Unveiling the Yellow Jacket: Color-coded Crisis Meetings
By Asia Society Korea Staff
As a part of the Leo Gala Series to give wider publicity to Korean culture and promote its ethos and beauty beyond the mere facade, Asia Society Korea presents the story of the "yellow jackets" that have come to represent times of public emergency and the imagery of government responses to crises in South Korea.
Amidst the ongoing COVID-19 pandemic, you may have noticed a common item of clothing worn by South Korean government officials on the news. These officials have been spotted wearing a yellow jacket for official briefings, visits to disaster sites, and at crisis meetings. A special item of clothing can reveal a great deal about a person or carry messages. So, what message does the yellow jacket communicate to the public?
The yellow jacket is a uniform of the Republic of Korea Civil Defense Force. It was first created in 1975 along with the establishment of the Office of the Civil Defense Bureau, which now operates under the Ministry of the Interior and Safety. Although not mandatory, the Enforcement Decree of the Framework Act on Civil Defense advises the Civil Defense Force to don this uniform during training events, war, and national disasters. The definition of national disasters has not been clearly specified but is described as any event that threatens the lives and properties of the nation and its people.
A little-known fact about the yellow jacket is that it is not actually yellow. According to the official guidelines of the uniform, the color of the jacket is lime. On the 30th anniversary of the establishment of the Office of the Civil Defense Bureau in 2005, the color of the uniform was changed from khaki to lime. The lime color was selected to generate a vibrant and energetic image of civil defense and radiate a positive, hopeful, and confident energy as it resembles the color of sunlight. It has also been noted that the attention-grabbing color was an apt selection for national disaster situations.

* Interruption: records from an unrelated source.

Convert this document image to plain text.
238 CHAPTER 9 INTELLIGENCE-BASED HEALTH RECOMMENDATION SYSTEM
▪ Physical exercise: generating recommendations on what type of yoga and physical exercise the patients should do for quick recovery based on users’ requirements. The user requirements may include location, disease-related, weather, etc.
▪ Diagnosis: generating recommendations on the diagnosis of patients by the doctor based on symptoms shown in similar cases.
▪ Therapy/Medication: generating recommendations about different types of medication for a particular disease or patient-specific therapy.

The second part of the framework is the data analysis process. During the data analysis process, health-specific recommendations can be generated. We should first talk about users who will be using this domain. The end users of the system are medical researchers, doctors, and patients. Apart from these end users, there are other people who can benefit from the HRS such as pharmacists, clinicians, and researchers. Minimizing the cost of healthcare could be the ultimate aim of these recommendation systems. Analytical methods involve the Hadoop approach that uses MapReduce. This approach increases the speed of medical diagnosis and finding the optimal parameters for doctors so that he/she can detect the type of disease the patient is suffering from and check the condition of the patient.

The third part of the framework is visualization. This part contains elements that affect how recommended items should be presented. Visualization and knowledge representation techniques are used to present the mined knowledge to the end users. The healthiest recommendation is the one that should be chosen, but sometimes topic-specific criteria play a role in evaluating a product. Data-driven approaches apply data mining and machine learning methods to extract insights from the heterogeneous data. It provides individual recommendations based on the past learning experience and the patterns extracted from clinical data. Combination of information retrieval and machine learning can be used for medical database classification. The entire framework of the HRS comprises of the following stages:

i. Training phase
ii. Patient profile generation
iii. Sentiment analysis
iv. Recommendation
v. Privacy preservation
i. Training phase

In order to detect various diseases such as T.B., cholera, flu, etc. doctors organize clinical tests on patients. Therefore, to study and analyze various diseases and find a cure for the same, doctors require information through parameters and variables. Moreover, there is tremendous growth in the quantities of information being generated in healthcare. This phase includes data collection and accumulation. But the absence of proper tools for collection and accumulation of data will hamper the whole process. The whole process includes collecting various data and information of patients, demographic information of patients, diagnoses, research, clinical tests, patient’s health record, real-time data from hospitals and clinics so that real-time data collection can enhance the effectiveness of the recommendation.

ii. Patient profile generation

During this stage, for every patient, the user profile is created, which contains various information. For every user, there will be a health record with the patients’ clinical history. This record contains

Despite the frequent appearance of South Korean government officials wearing yellow jackets, they are not required to wear the uniform while performing their duties. However, the Ministry of the Interior and Safety stated that government workers have worn yellow jackets to be easily distinguished from others since a government workers’ major role during national disasters is to guide the public. It has now become a tradition for government workers to wear the yellow jacket during troubled times. Today, the jacket is more than just a uniform for the Civil Defense Force. It is a warning sign to the public and a message from the government communicating their recognition of the severity of the situation.